Kalt noted the importance of critical thinking skills developed in the study of the liberal arts: “Critical thinkers are self-learning machines.”
Not long ago, I heard former Twitter CEO Dick Costolo speak passionately on behalf of the liberal arts as preparation for a successful career and life path. He said that study of the humanities and social sciences gives you “an awareness beyond the self” that is so important for leadership.
I have talked at length with the University of Michigan’s dean of the College of Literature, Science and the Arts, Andrew Martin, about this topic. Martin points out, “In a shifting economic landscape, being able to ask the right questions and discern what matters in the answer is a job-survival skill. Graduates develop the adaptability to embrace emerging fields and shape the future, preparing them for their first job and for their fifteenth job.”
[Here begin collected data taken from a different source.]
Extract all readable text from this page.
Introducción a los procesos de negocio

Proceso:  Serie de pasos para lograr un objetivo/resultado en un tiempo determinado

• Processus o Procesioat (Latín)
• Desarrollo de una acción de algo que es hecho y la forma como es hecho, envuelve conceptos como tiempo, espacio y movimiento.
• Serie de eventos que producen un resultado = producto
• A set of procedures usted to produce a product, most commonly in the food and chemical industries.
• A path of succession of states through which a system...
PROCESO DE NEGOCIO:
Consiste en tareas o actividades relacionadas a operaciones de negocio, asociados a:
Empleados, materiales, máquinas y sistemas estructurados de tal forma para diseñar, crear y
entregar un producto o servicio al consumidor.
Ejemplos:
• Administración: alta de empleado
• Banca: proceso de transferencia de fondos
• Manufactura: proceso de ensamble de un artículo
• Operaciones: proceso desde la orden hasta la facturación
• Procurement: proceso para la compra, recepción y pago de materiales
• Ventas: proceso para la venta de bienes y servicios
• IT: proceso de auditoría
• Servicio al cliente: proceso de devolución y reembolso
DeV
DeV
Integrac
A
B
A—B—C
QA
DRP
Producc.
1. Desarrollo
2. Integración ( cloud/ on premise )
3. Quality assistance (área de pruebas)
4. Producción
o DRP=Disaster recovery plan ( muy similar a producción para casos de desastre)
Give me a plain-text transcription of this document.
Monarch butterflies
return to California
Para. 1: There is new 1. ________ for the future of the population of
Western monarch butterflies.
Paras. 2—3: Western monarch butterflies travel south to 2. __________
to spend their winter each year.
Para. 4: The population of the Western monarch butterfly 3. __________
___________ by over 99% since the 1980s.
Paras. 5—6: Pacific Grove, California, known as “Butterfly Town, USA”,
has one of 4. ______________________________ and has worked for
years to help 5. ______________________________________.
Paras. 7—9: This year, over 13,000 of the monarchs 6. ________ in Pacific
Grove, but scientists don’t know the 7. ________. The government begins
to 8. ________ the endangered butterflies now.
But how can we communicate the value of a liberal arts education more effectively?
Certainly the voices of successful CEOs describing how they hire and what they value in employees are critically important to more accurately reflect career prospects.
But today’s skepticism shows us that we have to connect the dots for families. We have to demonstrate concrete outcomes using well-reasoned arguments and data, as Pearlstein does in the Post essay. U-M’s College of Literature, Science and Arts has an interesting approach: The school has created an interactive graphic, using data beginning in 1990, to track the career fields of graduates in each LSA major. The college website describes the fun-to-explore graphic this way:
“The value of this visualization is its ability to clearly show the pragmatic value and flexible nature of an LSA degree—grads from each major find employment in nearly every career field, and each career field is comprised of LSA grads from almost every major. And while each career field has some expected paths, there are also many surprises.”
Martin is right, too, to call for sustained tracking of this information over time—not simply right out of college.
“Showing what happens right after graduation isn’t enough. We need to show people how our graduates sustain success and how they develop as leaders over the course of their careers, adapting to new professional paths as the desire or need arises.”